Harrington called it the “Power of the sword”:
The hand which holds this sword is the militia of the whole nation; and the
militia of the whole nation is either an army in the field, or ready for the
field upon occasion. But the army is a beast that has a great belly, and must
be fed: wherefore this will come to what pastures you have, and what
pastures you have will come from the balance of property, without which
the public sword is but a name or mere spitfrog. (CAPCT, Vol. 1, p. 25)

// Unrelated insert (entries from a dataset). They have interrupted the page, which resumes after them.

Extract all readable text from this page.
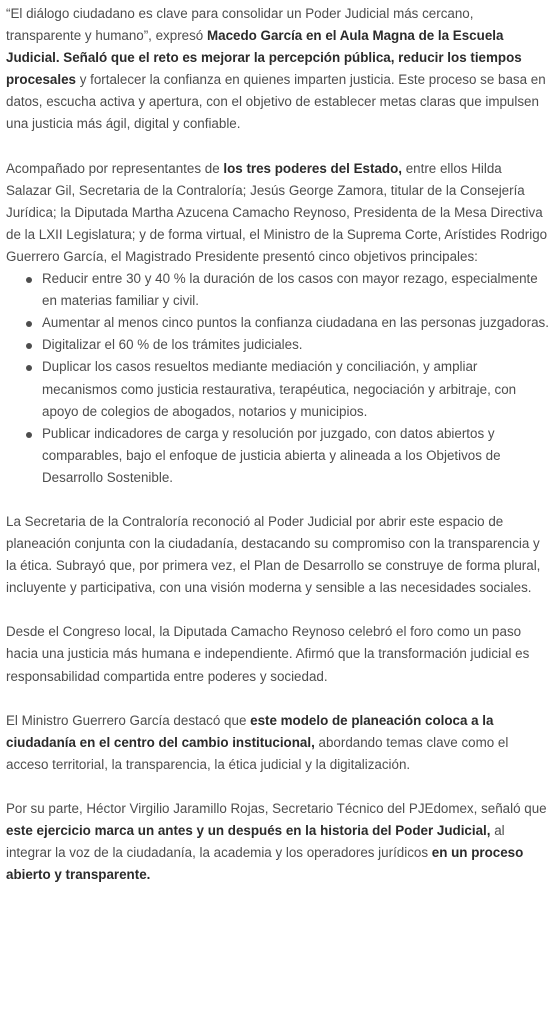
“El diálogo ciudadano es clave para consolidar un Poder Judicial más cercano, transparente y humano”, expresó Macedo García en el Aula Magna de la Escuela Judicial. Señaló que el reto es mejorar la percepción pública, reducir los tiempos procesales y fortalecer la confianza en quienes imparten justicia. Este proceso se basa en datos, escucha activa y apertura, con el objetivo de establecer metas claras que impulsen una justicia más ágil, digital y confiable.

Acompañado por representantes de los tres poderes del Estado, entre ellos Hilda Salazar Gil, Secretaria de la Contraloría; Jesús George Zamora, titular de la Consejería Jurídica; la Diputada Martha Azucena Camacho Reynoso, Presidenta de la Mesa Directiva de la LXII Legislatura; y de forma virtual, el Ministro de la Suprema Corte, Arístides Rodrigo Guerrero García, el Magistrado Presidente presentó cinco objetivos principales:

Reducir entre 30 y 40 % la duración de los casos con mayor rezago, especialmente en materias familiar y civil.
Aumentar al menos cinco puntos la confianza ciudadana en las personas juzgadoras.
Digitalizar el 60 % de los trámites judiciales.
Duplicar los casos resueltos mediante mediación y conciliación, y ampliar mecanismos como justicia restaurativa, terapéutica, negociación y arbitraje, con apoyo de colegios de abogados, notarios y municipios.
Publicar indicadores de carga y resolución por juzgado, con datos abiertos y comparables, bajo el enfoque de justicia abierta y alineada a los Objetivos de Desarrollo Sostenible.

La Secretaria de la Contraloría reconoció al Poder Judicial por abrir este espacio de planeación conjunta con la ciudadanía, destacando su compromiso con la transparencia y la ética. Subrayó que, por primera vez, el Plan de Desarrollo se construye de forma plural, incluyente y participativa, con una visión moderna y sensible a las necesidades sociales.

Desde el Congreso local, la Diputada Camacho Reynoso celebró el foro como un paso hacia una justicia más humana e independiente. Afirmó que la transformación judicial es responsabilidad compartida entre poderes y sociedad.

El Ministro Guerrero García destacó que este modelo de planeación coloca a la ciudadanía en el centro del cambio institucional, abordando temas clave como el acceso territorial, la transparencia, la ética judicial y la digitalización.

Por su parte, Héctor Virgilio Jaramillo Rojas, Secretario Técnico del PJEdomex, señaló que este ejercicio marca un antes y un después en la historia del Poder Judicial, al integrar la voz de la ciudadanía, la academia y los operadores jurídicos en un proceso abierto y transparente.
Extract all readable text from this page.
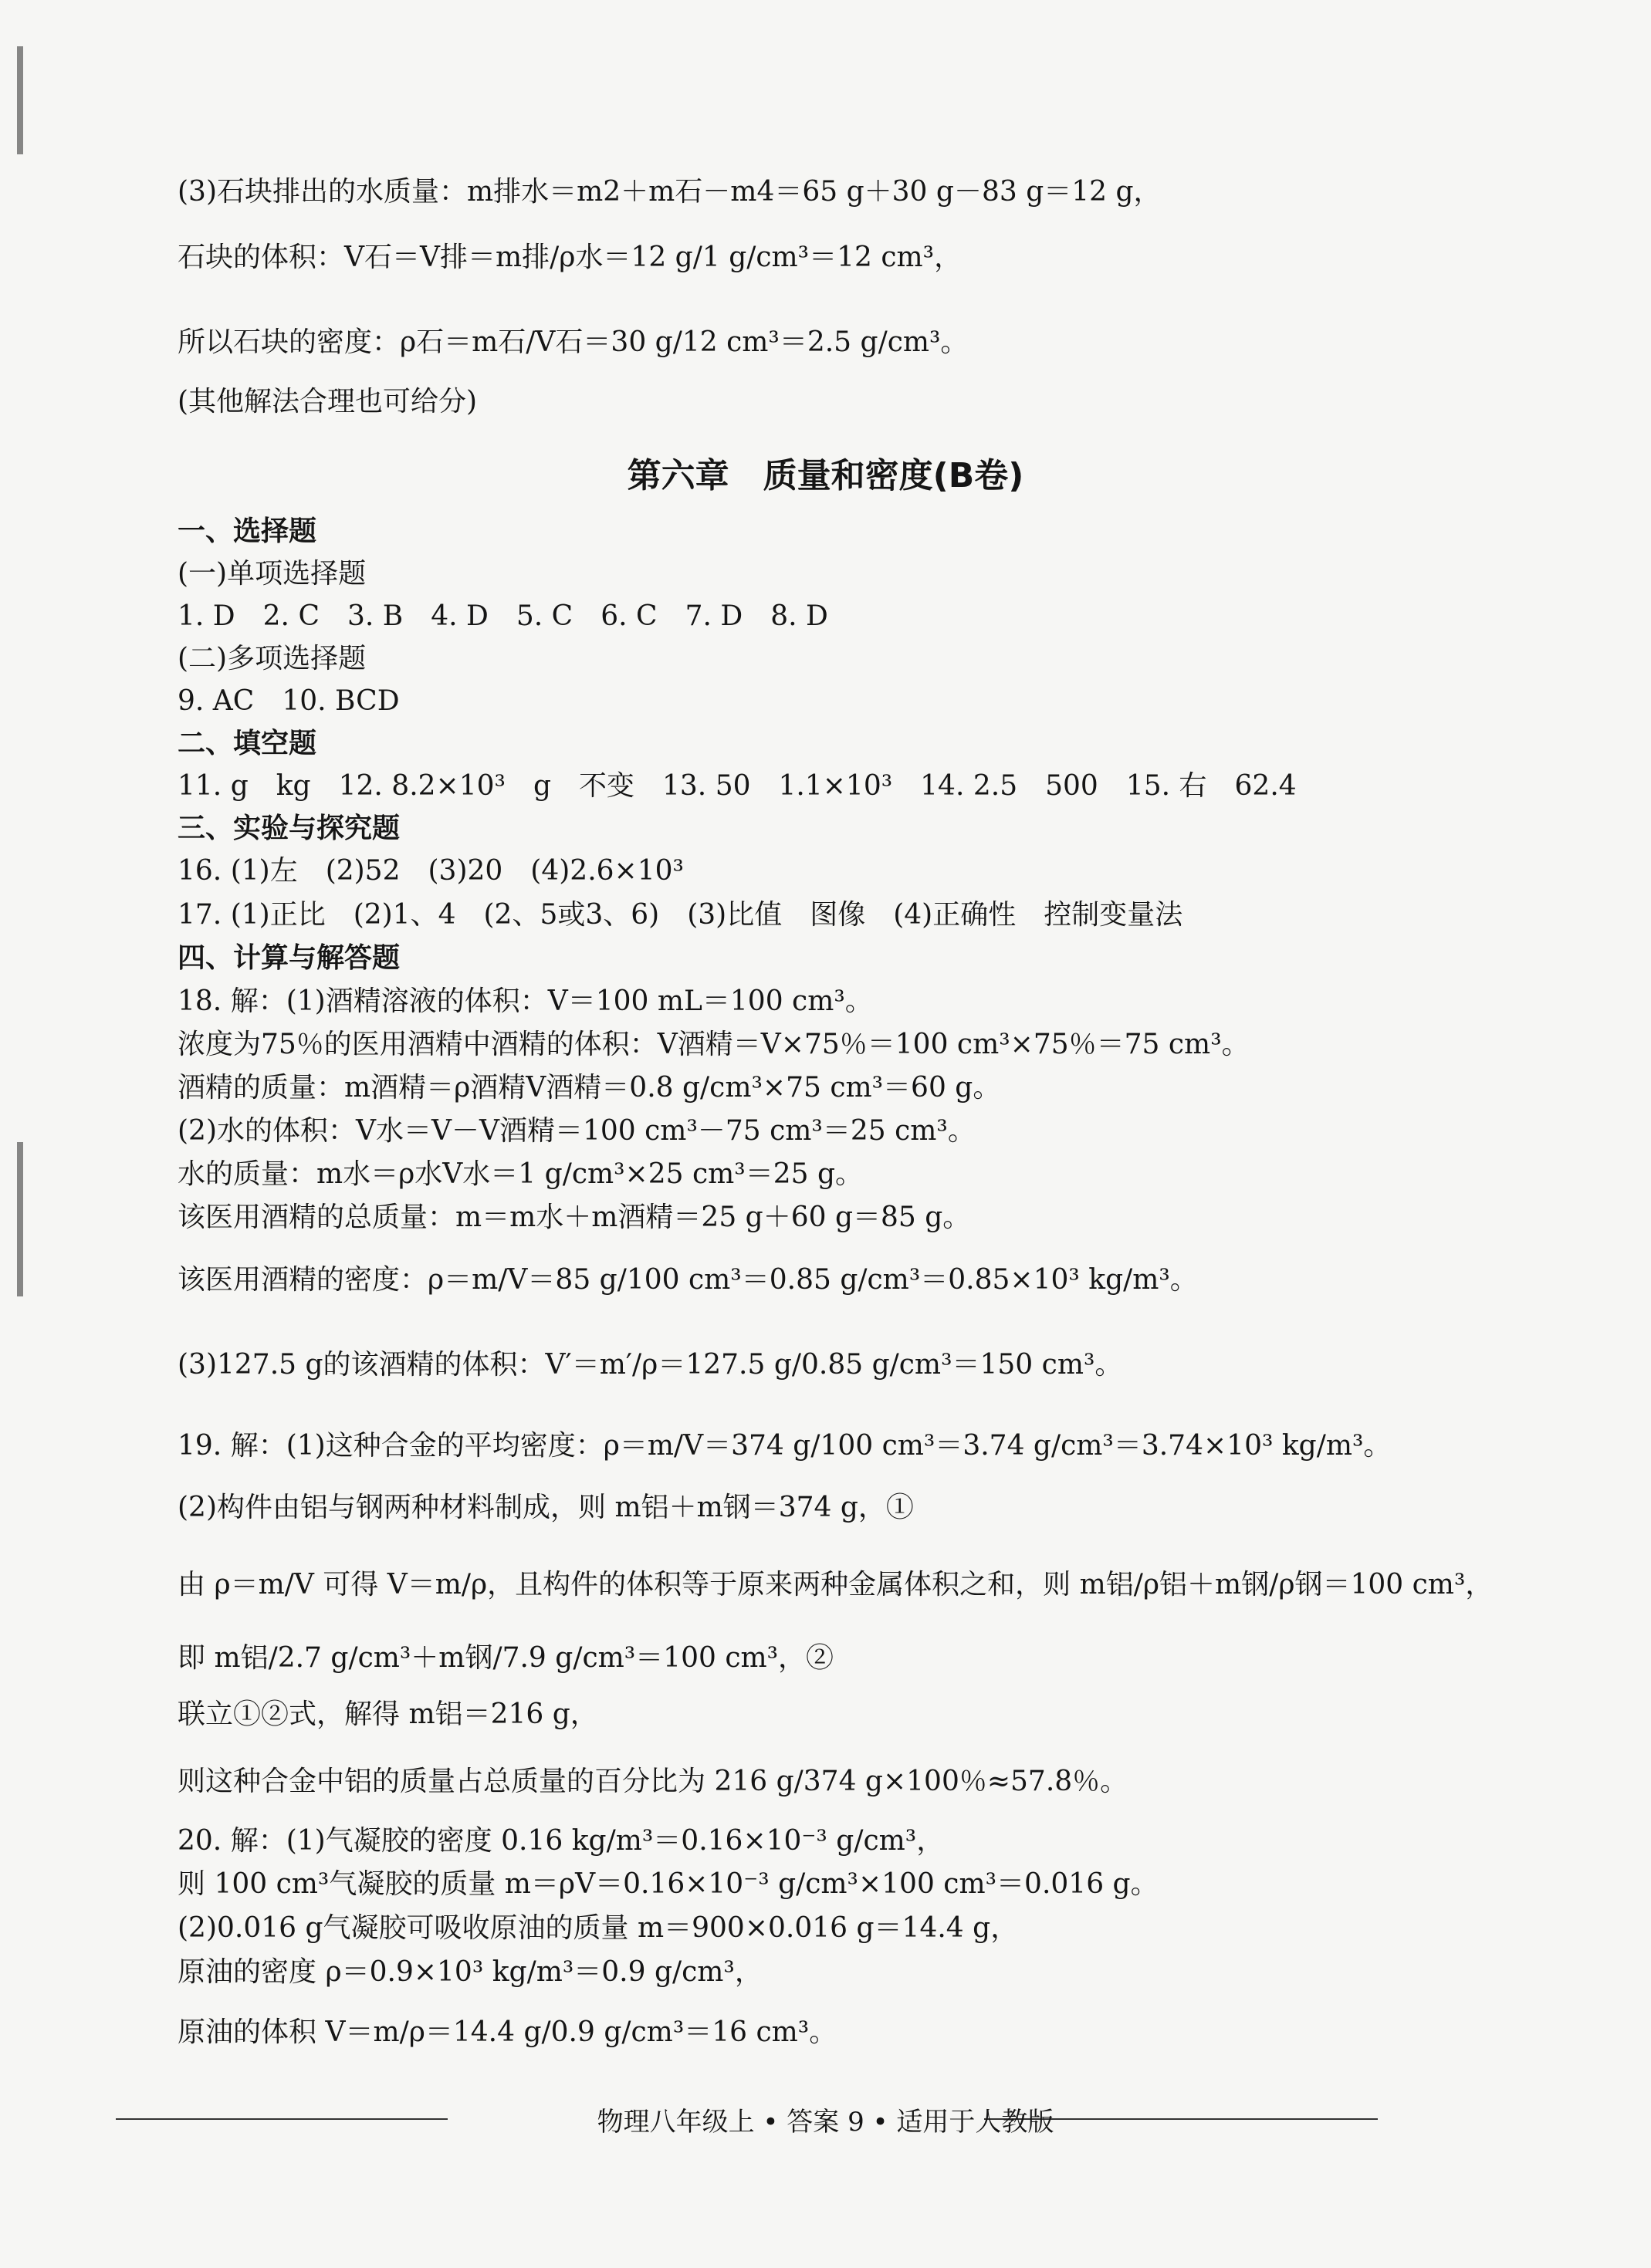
(3)石块排出的水质量：m排水＝m2＋m石－m4＝65 g＋30 g－83 g＝12 g，
石块的体积：V石＝V排＝m排/ρ水＝12 g/1 g/cm³＝12 cm³，
所以石块的密度：ρ石＝m石/V石＝30 g/12 cm³＝2.5 g/cm³。
(其他解法合理也可给分)
第六章　质量和密度(B卷)
一、选择题
(一)单项选择题
1. D　2. C　3. B　4. D　5. C　6. C　7. D　8. D
(二)多项选择题
9. AC　10. BCD
二、填空题
11. g　kg　12. 8.2×10³　g　不变　13. 50　1.1×10³　14. 2.5　500　15. 右　62.4
三、实验与探究题
16. (1)左　(2)52　(3)20　(4)2.6×10³
17. (1)正比　(2)1、4　(2、5或3、6)　(3)比值　图像　(4)正确性　控制变量法
四、计算与解答题
18. 解：(1)酒精溶液的体积：V＝100 mL＝100 cm³。
浓度为75％的医用酒精中酒精的体积：V酒精＝V×75％＝100 cm³×75％＝75 cm³。
酒精的质量：m酒精＝ρ酒精V酒精＝0.8 g/cm³×75 cm³＝60 g。
(2)水的体积：V水＝V－V酒精＝100 cm³－75 cm³＝25 cm³。
水的质量：m水＝ρ水V水＝1 g/cm³×25 cm³＝25 g。
该医用酒精的总质量：m＝m水＋m酒精＝25 g＋60 g＝85 g。
该医用酒精的密度：ρ＝m/V＝85 g/100 cm³＝0.85 g/cm³＝0.85×10³ kg/m³。
(3)127.5 g的该酒精的体积：V′＝m′/ρ＝127.5 g/0.85 g/cm³＝150 cm³。
19. 解：(1)这种合金的平均密度：ρ＝m/V＝374 g/100 cm³＝3.74 g/cm³＝3.74×10³ kg/m³。
(2)构件由铝与钢两种材料制成，则 m铝＋m钢＝374 g，①
由 ρ＝m/V 可得 V＝m/ρ，且构件的体积等于原来两种金属体积之和，则 m铝/ρ铝＋m钢/ρ钢＝100 cm³，
即 m铝/2.7 g/cm³＋m钢/7.9 g/cm³＝100 cm³，②
联立①②式，解得 m铝＝216 g，
则这种合金中铝的质量占总质量的百分比为 216 g/374 g×100％≈57.8％。
20. 解：(1)气凝胶的密度 0.16 kg/m³＝0.16×10⁻³ g/cm³，
则 100 cm³气凝胶的质量 m＝ρV＝0.16×10⁻³ g/cm³×100 cm³＝0.016 g。
(2)0.016 g气凝胶可吸收原油的质量 m＝900×0.016 g＝14.4 g，
原油的密度 ρ＝0.9×10³ kg/m³＝0.9 g/cm³，
原油的体积 V＝m/ρ＝14.4 g/0.9 g/cm³＝16 cm³。
物理八年级上 • 答案 9 • 适用于人教版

From the OED (you have access to this excellent tool
via the JMU Libraries web portal)
† spit-frog, n.
Etymology: < spit v.1
Obs. rare.Thesaurus »
In contemptuous use: A sword.
1615 Fennor Defence in J. Taylor Wks. (1630) ii. 152/2, I
would not see thy spightfull Spit-frog drawne.
1656 J. Harrington Common-wealth of Oceana 6 What
pastures you have will come unto the ballance of
propriety, without which the publick sword is but a
name or meer spit-frog.
Thomas Hobbes, Leviathan, 1651
NATURE hath made men so equal in the faculties of body and mind as that,
though there be found one man sometimes manifestly stronger in body or
of quicker mind than another, yet when all is reckoned together the
difference between man and man is not so considerable as that one man
can thereupon claim to himself any benefit to which another may not
pretend as well as he. For as to the strength of body, the weakest has
strength enough to kill the strongest, either by secret machination or by
confederacy with others that are in the same danger with himself.
If any two men desire the same thing, which nevertheless they cannot both
enjoy, they become enemies; and in the way to their end (which is
principally their own conservation, and sometimes their delectation only)
endeavour to destroy or subdue one another.
Hereby it is manifest that during the time men live without a common
power to keep them all in awe, they are in that condition which is called
war; and such a war as is of every man against every man.